On April 8th, 2019, the Transportation Security Administration screened 2.3 million travelers at airport checkpoints. On the same day this past week, the TSA screened just 95,000.
That’s the lowest total for any day over the last 10 years, and a stunning new reality as 95% of the population (306 million Americans) are officially under stay-at-home orders.
Across the industry, airports are shutting down gates and airlines are eliminating flights. Southwest plans to cut back 1,500 of its 4,000 daily flights, United is operating at 68% of its schedule and over the next two months, American Airlines expects to operate just 20% of its domestic itineraries. Across every domestic airline, just one out of every 10 seats on planes is currently occupied, according to Airlines for America. Some 1,800 planes are parked on a tarmac collecting dust, rendered surplus to demands.

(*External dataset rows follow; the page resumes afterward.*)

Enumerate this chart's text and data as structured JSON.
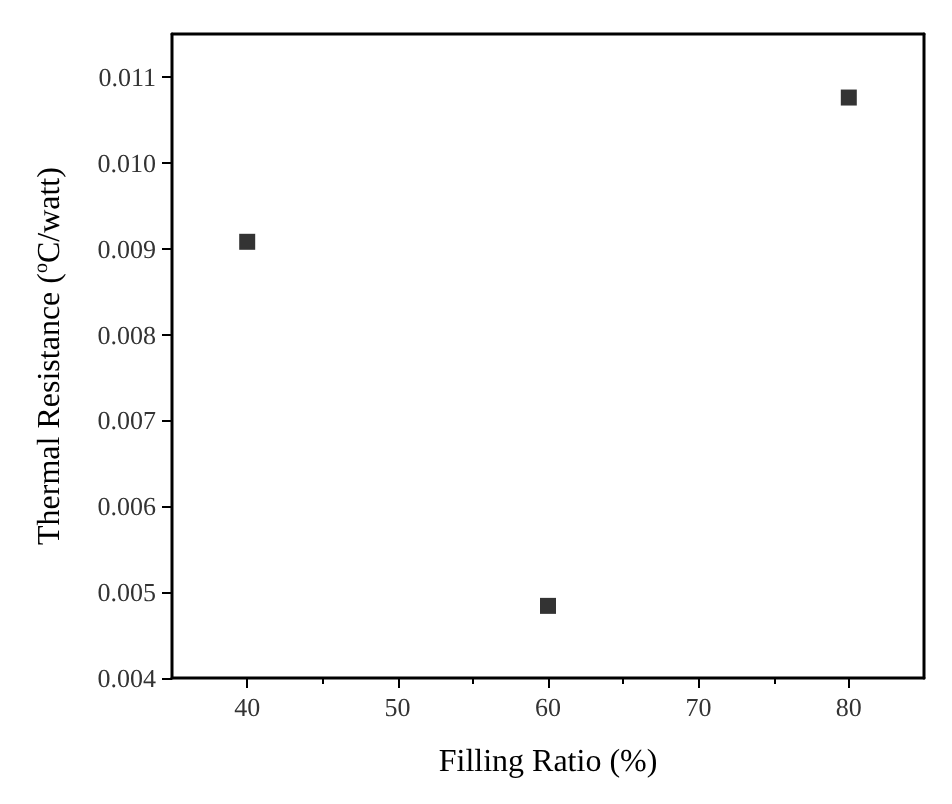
{
  "chart_data": {
    "type": "scatter",
    "xlabel": "Filling Ratio (%)",
    "ylabel": "Thermal Resistance ($^{o}$C/watt)",
    "x": [
      40,
      60,
      80
    ],
    "series": [
      {
        "color": "#000000",
        "values": [
          0.00908,
          0.00484,
          0.01076
        ]
      }
    ],
    "xlim": [
      35,
      85
    ],
    "xticks": [
      40,
      50,
      60,
      70,
      80
    ],
    "ylim": [
      0.004,
      0.0115
    ],
    "yticks": [
      0.004,
      0.005,
      0.006,
      0.007,
      0.008,
      0.009,
      {
        "value": 0.01,
        "label": "0.010"
      },
      0.011
    ],
    "marker": "square",
    "grid": false
  }
}
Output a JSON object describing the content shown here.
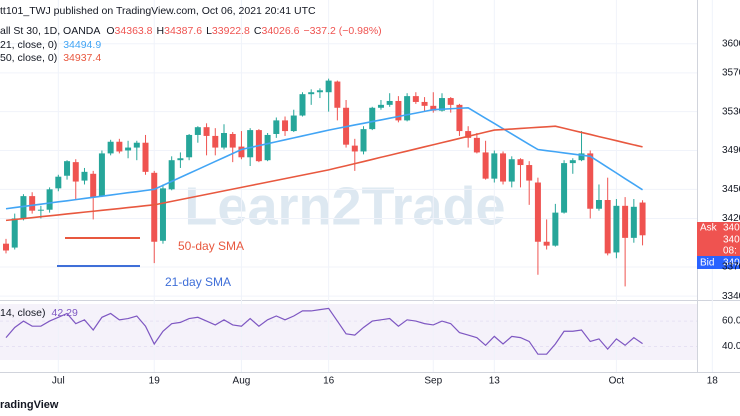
{
  "header": {
    "publisher": "tt101_TWJ published on TradingView.com, Oct 06, 2021 20:41 UTC",
    "symbol": "all St 30, 1D, OANDA",
    "ohlc_prefixes": [
      "O",
      "H",
      "L",
      "C"
    ],
    "change": "−337.2 (−0.98%)"
  },
  "watermark": "Learn2Trade",
  "footer": "radingView",
  "price_tags": {
    "ask": "Ask",
    "ask_price": "340",
    "last_price": "340",
    "countdown": "08:",
    "bid": "Bid",
    "bid_price": "340"
  },
  "chart_data": [
    {
      "type": "candlestick",
      "up_color": "#26a69a",
      "down_color": "#ef5350",
      "ylim": [
        33360,
        36450
      ],
      "yticks": [
        36000,
        35700,
        35300,
        34900,
        34500,
        34200,
        33700,
        33400
      ],
      "xticks": [
        {
          "value": 6,
          "label": "Jul"
        },
        {
          "value": 17,
          "label": "19"
        },
        {
          "value": 27,
          "label": "Aug"
        },
        {
          "value": 37,
          "label": "16"
        },
        {
          "value": 49,
          "label": "Sep"
        },
        {
          "value": 56,
          "label": "13"
        },
        {
          "value": 70,
          "label": "Oct"
        },
        {
          "value": 81,
          "label": "18"
        }
      ],
      "open": [
        33940,
        33900,
        34200,
        34430,
        34290,
        34290,
        34510,
        34640,
        34780,
        34590,
        34660,
        34430,
        34870,
        34990,
        34900,
        34930,
        34980,
        34670,
        33970,
        34500,
        34800,
        34830,
        35060,
        35140,
        35050,
        34930,
        35070,
        34940,
        34830,
        35110,
        34800,
        35070,
        35210,
        35100,
        35260,
        35480,
        35500,
        35500,
        35610,
        35340,
        34950,
        34890,
        35120,
        35340,
        35370,
        35410,
        35210,
        35460,
        35400,
        35360,
        35310,
        35440,
        35370,
        35100,
        35030,
        34880,
        34610,
        34870,
        34580,
        34810,
        34750,
        34570,
        33960,
        33920,
        34260,
        34770,
        34800,
        34870,
        34300,
        34390,
        33850,
        34330,
        34000,
        34363.8
      ],
      "high": [
        33990,
        34250,
        34450,
        34470,
        34330,
        34520,
        34650,
        34800,
        34810,
        34720,
        34690,
        34900,
        35010,
        35020,
        35000,
        35000,
        35060,
        34690,
        34550,
        34840,
        34880,
        35070,
        35150,
        35180,
        35130,
        35170,
        35090,
        35100,
        35130,
        35120,
        35080,
        35240,
        35250,
        35320,
        35500,
        35530,
        35540,
        35640,
        35620,
        35420,
        35020,
        35150,
        35350,
        35420,
        35490,
        35460,
        35490,
        35500,
        35450,
        35500,
        35490,
        35450,
        35380,
        35150,
        35080,
        35000,
        34900,
        34890,
        34840,
        34820,
        34790,
        34620,
        34190,
        34350,
        34800,
        34820,
        35100,
        34900,
        34550,
        34620,
        34400,
        34420,
        34400,
        34387.6
      ],
      "low": [
        33840,
        33880,
        34180,
        34250,
        34200,
        34260,
        34480,
        34600,
        34400,
        34550,
        34190,
        34420,
        34850,
        34870,
        34820,
        34800,
        34650,
        33740,
        33940,
        34490,
        34720,
        34800,
        34980,
        34850,
        34850,
        34910,
        34780,
        34810,
        34740,
        34780,
        34790,
        35030,
        35050,
        35090,
        35250,
        35370,
        35440,
        35300,
        35210,
        34930,
        34690,
        34860,
        35110,
        35320,
        35350,
        35190,
        35200,
        35380,
        35300,
        35290,
        35300,
        35290,
        35050,
        34930,
        34870,
        34600,
        34570,
        34550,
        34520,
        34520,
        34340,
        33620,
        33880,
        33910,
        34250,
        34660,
        34790,
        34200,
        34280,
        33820,
        33790,
        33500,
        33950,
        33922.8
      ],
      "close": [
        33870,
        34200,
        34430,
        34280,
        34290,
        34500,
        34630,
        34790,
        34580,
        34680,
        34420,
        34870,
        34990,
        34890,
        34930,
        34980,
        34680,
        33960,
        34510,
        34800,
        34820,
        35060,
        35140,
        35050,
        34930,
        35080,
        34930,
        34830,
        35110,
        34790,
        35060,
        35210,
        35100,
        35260,
        35480,
        35500,
        35520,
        35620,
        35340,
        34960,
        34890,
        35120,
        35340,
        35370,
        35410,
        35210,
        35460,
        35400,
        35360,
        35310,
        35440,
        35370,
        35100,
        35030,
        34880,
        34610,
        34870,
        34580,
        34810,
        34750,
        34590,
        33960,
        33920,
        34260,
        34770,
        34800,
        34870,
        34300,
        34390,
        33840,
        34330,
        34000,
        34320,
        34026.6
      ],
      "series": [
        {
          "name": "21, close, 0)",
          "color": "#42a5f5",
          "values": [
            34300,
            34312,
            34324,
            34335,
            34347,
            34359,
            34371,
            34382,
            34394,
            34406,
            34418,
            34429,
            34441,
            34453,
            34465,
            34476,
            34488,
            34500,
            34541,
            34582,
            34623,
            34664,
            34705,
            34746,
            34787,
            34828,
            34869,
            34910,
            34930,
            34950,
            34970,
            34990,
            35010,
            35030,
            35050,
            35070,
            35090,
            35110,
            35128,
            35145,
            35163,
            35180,
            35198,
            35215,
            35233,
            35250,
            35268,
            35285,
            35303,
            35320,
            35325,
            35330,
            35335,
            35340,
            35286,
            35232,
            35178,
            35124,
            35070,
            35016,
            34962,
            34910,
            34898,
            34887,
            34875,
            34863,
            34852,
            34840,
            34783,
            34725,
            34668,
            34610,
            34553,
            34494.9
          ]
        },
        {
          "name": "50, close, 0)",
          "color": "#e8583f",
          "values": [
            34180,
            34189,
            34199,
            34208,
            34218,
            34227,
            34236,
            34246,
            34255,
            34265,
            34274,
            34284,
            34293,
            34302,
            34312,
            34321,
            34331,
            34340,
            34358,
            34376,
            34394,
            34412,
            34430,
            34448,
            34466,
            34484,
            34502,
            34520,
            34538,
            34556,
            34574,
            34592,
            34610,
            34628,
            34646,
            34664,
            34682,
            34700,
            34722,
            34743,
            34765,
            34786,
            34808,
            34830,
            34851,
            34873,
            34894,
            34916,
            34938,
            34959,
            34981,
            35002,
            35024,
            35046,
            35067,
            35089,
            35110,
            35116,
            35121,
            35127,
            35133,
            35139,
            35144,
            35150,
            35129,
            35107,
            35086,
            35065,
            35043,
            35022,
            35001,
            34979,
            34958,
            34937.4
          ]
        }
      ],
      "annotations": [
        {
          "text": "50-day SMA",
          "color": "#e8583f"
        },
        {
          "text": "21-day SMA",
          "color": "#3f6fd8"
        }
      ]
    },
    {
      "type": "line",
      "name": "14, close)",
      "color": "#7e57c2",
      "ylim": [
        20,
        75
      ],
      "yticks": [
        {
          "value": 60,
          "label": "60.0"
        },
        {
          "value": 40,
          "label": "40.0"
        }
      ],
      "values": [
        47,
        55,
        60,
        56,
        56,
        60,
        63,
        66,
        58,
        61,
        53,
        63,
        66,
        61,
        62,
        64,
        56,
        42,
        52,
        58,
        59,
        62,
        63,
        60,
        57,
        61,
        57,
        56,
        62,
        56,
        61,
        64,
        61,
        64,
        68,
        68,
        69,
        70,
        60,
        50,
        49,
        55,
        60,
        61,
        62,
        56,
        61,
        60,
        58,
        57,
        60,
        58,
        51,
        49,
        47,
        41,
        48,
        42,
        48,
        47,
        44,
        34,
        34,
        42,
        52,
        52,
        53,
        44,
        46,
        38,
        46,
        41,
        47,
        42.29
      ]
    }
  ]
}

It all spells economic disaster for the industry. Though airlines can expect portions of a $25 billion loan funded out by the government, they should combine to burn through $60 billion in overhead this quarter alone. The majority of that money will be paid out in refunds, which the U.S. Department of Transportation mandated earlier in the week should be legitimate refunds, not travel credits.
That last point was music to many would be-fliers’ ears, but directly underscores the seismic issue airlines will face in 2020. Because let’s be honest: ain’t nobody hopping on a plane anytime soon, and it remains entirely unclear when that will cease to be the status quo.